1947


La période suivant la Seconde Guerre mondiale (1939-1945) est marquée par une grande relance économique et l’arrivée de la « société de consommation ». La fin des hostilités et des privations, couplée au développement de l’État providence, donne lieu à l’enrichissement et au relèvement général du niveau de vie.  

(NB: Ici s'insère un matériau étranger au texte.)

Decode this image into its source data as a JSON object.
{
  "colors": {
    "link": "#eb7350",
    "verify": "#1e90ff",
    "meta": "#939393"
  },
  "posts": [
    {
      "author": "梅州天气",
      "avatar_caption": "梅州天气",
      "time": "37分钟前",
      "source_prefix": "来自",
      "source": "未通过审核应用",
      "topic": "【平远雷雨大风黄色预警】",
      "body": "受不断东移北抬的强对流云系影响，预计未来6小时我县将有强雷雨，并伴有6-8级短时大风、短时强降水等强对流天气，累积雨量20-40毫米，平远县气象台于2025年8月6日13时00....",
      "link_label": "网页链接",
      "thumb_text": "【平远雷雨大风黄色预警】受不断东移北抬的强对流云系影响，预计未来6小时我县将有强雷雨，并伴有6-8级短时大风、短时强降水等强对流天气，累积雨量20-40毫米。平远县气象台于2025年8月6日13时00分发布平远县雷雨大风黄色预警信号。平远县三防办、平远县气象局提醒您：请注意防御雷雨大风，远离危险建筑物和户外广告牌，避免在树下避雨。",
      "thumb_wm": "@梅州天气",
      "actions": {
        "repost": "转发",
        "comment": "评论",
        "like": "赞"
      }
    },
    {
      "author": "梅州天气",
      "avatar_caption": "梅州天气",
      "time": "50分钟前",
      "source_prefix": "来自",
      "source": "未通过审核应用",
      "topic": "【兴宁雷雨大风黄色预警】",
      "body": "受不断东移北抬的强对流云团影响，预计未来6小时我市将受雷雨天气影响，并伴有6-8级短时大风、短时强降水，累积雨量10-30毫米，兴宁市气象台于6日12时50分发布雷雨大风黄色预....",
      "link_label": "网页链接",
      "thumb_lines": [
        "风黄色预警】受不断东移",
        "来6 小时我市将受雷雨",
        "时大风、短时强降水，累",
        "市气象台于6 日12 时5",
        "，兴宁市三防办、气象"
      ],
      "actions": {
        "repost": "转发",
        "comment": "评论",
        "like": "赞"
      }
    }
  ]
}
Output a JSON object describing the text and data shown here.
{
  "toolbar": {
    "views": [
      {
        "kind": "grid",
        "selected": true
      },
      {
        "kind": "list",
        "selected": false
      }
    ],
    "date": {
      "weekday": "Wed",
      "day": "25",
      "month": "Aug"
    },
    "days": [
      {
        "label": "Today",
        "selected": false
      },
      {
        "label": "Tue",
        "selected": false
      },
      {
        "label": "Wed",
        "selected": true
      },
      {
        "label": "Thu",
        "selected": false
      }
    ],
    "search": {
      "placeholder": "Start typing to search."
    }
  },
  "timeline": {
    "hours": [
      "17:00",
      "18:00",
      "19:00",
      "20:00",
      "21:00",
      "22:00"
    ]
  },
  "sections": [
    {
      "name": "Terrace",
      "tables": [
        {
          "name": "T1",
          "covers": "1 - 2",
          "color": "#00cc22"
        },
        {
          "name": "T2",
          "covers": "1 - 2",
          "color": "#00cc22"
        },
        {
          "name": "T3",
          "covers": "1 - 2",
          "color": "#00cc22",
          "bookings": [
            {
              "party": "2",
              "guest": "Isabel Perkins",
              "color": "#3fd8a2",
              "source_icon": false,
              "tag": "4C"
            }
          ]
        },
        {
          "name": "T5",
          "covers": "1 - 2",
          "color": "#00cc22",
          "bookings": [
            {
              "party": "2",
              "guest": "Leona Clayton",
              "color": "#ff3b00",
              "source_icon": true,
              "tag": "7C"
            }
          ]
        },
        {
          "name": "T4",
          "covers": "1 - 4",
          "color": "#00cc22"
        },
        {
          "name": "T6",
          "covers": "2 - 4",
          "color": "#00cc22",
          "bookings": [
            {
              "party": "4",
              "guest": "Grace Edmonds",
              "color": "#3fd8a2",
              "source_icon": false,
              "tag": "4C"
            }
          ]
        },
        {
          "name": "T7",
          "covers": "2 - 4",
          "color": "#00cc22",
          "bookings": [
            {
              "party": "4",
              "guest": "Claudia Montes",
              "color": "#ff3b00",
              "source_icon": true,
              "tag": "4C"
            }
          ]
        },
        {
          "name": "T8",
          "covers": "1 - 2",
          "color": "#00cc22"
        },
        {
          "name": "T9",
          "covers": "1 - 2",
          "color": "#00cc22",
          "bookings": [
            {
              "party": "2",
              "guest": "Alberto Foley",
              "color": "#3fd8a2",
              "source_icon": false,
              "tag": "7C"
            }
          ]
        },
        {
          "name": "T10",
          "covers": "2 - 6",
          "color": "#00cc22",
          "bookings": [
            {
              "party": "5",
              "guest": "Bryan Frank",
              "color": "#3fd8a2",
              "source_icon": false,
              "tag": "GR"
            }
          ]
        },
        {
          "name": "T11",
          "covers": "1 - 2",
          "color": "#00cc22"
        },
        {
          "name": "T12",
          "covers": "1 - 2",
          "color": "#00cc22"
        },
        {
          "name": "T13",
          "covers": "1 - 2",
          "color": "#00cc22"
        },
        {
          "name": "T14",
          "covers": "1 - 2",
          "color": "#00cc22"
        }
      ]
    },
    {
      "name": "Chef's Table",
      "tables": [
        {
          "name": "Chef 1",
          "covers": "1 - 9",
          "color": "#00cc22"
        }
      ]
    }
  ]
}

L’élite nationaliste, tant en Acadie qu’au Canada français, fait face à un dilemme. Historiquement, elle a rejeté le « matérialisme » et « l’américanisation » qu’elle perçoit comme des vecteurs d’anglicisation et d’assimilation. Au lendemain de la guerre, toutefois, les francophones ne peuvent ni ne veulent rester en marge de cet essor. Le mouvement coopératif apparaît alors comme une solution idéale afin de favoriser l’émancipation économique des individus, tout en l’inscrivant dans un projet collectif, démocratique et catholique. 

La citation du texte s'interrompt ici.